Plzen Çek Cumhuriyeti'nin en eski şehirlerinden biri. Futbol takımından çok Bira Festivali ve Çek Cumhuriyeti'nin her yerinde göreceğiniz Pilsner Urquell adlı bira markasıyla meşhur.
Benim bildiğim Pilsner'in dark birası yok, futbol takımı da öyle aslında light bir takım görüntüsünde ama dün Plzen karşısında ilk yarıda izlediğimiz Beşiktaş'ın bir önceki gün Young Boys karşısındaki Fenerbahçe'den hiçbir farkı yoktu. Henüz form düzeyi ve fizik gücü aşağılarda olmasının getirdiği oyun içi organizasyon bozukluğu Plzen'in çok ciddi pozisyonlar bulmasına neden oldu.
Özellikle Hakan'ın performansı bu noktada sevindirici, klasik bir Çek Cumhuriyeti takımı olan Plzen'in Beşiktaş'ı bunalttığı dakikalarda çok önemli kurtarışlara imza attı. Evet bu Hakan Liverpool ve Metalist maçlarında darağacına astığımız Hakan. Casillas nasıl dayak yiye yiye çok iyi bir kaleci oldu ise Hakan için de aynı durum geçerli. Çok iyi bir kaleci olma yolunda ilerliyor.
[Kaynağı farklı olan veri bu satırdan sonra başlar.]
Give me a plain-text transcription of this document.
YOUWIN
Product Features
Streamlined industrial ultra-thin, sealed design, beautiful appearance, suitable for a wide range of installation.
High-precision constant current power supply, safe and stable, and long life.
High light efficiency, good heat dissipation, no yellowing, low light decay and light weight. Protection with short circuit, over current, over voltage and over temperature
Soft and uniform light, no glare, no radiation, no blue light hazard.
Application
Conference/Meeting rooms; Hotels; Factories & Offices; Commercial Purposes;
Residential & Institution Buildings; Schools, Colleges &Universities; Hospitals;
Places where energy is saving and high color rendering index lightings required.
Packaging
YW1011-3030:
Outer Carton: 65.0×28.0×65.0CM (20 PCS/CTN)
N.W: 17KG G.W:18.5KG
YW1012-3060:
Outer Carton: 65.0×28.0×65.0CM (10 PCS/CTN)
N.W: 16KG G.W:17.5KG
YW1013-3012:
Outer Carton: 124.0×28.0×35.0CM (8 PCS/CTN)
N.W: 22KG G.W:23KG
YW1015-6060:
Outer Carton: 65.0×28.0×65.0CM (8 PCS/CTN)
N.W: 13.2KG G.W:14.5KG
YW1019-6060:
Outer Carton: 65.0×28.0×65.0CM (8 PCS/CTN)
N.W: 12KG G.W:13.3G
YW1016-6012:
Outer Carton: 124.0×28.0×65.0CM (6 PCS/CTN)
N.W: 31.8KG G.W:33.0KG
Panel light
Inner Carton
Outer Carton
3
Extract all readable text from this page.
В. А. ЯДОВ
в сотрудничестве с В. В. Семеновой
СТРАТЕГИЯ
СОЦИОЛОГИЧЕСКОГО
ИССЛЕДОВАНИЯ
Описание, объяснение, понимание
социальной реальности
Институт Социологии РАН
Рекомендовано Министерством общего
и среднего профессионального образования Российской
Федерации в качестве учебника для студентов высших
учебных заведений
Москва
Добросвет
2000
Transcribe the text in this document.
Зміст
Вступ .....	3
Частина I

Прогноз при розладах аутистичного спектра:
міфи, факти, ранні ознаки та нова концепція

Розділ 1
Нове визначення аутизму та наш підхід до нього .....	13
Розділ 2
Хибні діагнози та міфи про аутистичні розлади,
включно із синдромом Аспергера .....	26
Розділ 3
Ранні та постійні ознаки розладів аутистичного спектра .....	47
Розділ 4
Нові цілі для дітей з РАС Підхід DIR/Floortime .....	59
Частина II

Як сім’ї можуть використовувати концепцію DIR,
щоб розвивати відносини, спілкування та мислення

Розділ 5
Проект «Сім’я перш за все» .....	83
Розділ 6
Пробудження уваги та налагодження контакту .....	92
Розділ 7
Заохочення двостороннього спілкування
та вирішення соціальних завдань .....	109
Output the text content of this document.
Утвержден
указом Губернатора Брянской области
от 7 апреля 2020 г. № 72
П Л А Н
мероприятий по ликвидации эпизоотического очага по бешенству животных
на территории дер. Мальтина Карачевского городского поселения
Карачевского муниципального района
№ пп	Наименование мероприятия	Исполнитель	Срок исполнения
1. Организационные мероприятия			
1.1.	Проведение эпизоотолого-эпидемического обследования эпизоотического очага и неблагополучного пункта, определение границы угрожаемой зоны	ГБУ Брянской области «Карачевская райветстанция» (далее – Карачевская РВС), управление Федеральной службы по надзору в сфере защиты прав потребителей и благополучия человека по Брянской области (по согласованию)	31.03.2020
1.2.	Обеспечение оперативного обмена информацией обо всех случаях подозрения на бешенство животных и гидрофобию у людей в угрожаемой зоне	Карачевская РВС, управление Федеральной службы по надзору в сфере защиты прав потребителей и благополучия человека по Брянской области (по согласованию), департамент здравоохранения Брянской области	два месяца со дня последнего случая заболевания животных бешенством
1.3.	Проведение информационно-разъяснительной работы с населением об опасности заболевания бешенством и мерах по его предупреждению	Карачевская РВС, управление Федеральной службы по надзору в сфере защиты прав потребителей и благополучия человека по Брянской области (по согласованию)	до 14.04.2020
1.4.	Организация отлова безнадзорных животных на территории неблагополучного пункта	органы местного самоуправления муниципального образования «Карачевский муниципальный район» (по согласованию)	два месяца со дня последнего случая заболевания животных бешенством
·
Beşiktaş'ın sol kanadı ise perişan durumda. Quaresma'nın hücumdaki gücü yadsınamaz, her ne kadar dün bu gücünü penaltı pozisyonu dışında verimli kullanamasa da önemli bir silah. Ancak İbrahim savunmada bu kanattan gelen Plzen akınlarında çok zorlandı. Öte yandan sağ kanatta Hilbert'in vasatın altındaki görüntüsü Beşiktaş adına bu kanadın da hiç kullanılamamasına yol açtı. Muhtemelen Guti Delgado'yu kesecek ve bu da hem hücumda hem de savunmada daha işlerlik kazanmış bir Beşiktaş yaratacak.
İkinci 45 dakikanın çehresini değiştiren de aslında orta sahaya yapılan Necip yaması. Çeklerin de oyundan düşmesiyle Necip faktörü Ernst ile birlikte itici güç oldu Beşiktaş için. Plzen "dark" olacak diye düşünürken ikinci yarıda gerçek "light" kimliğine bürünmüş oldu böylece.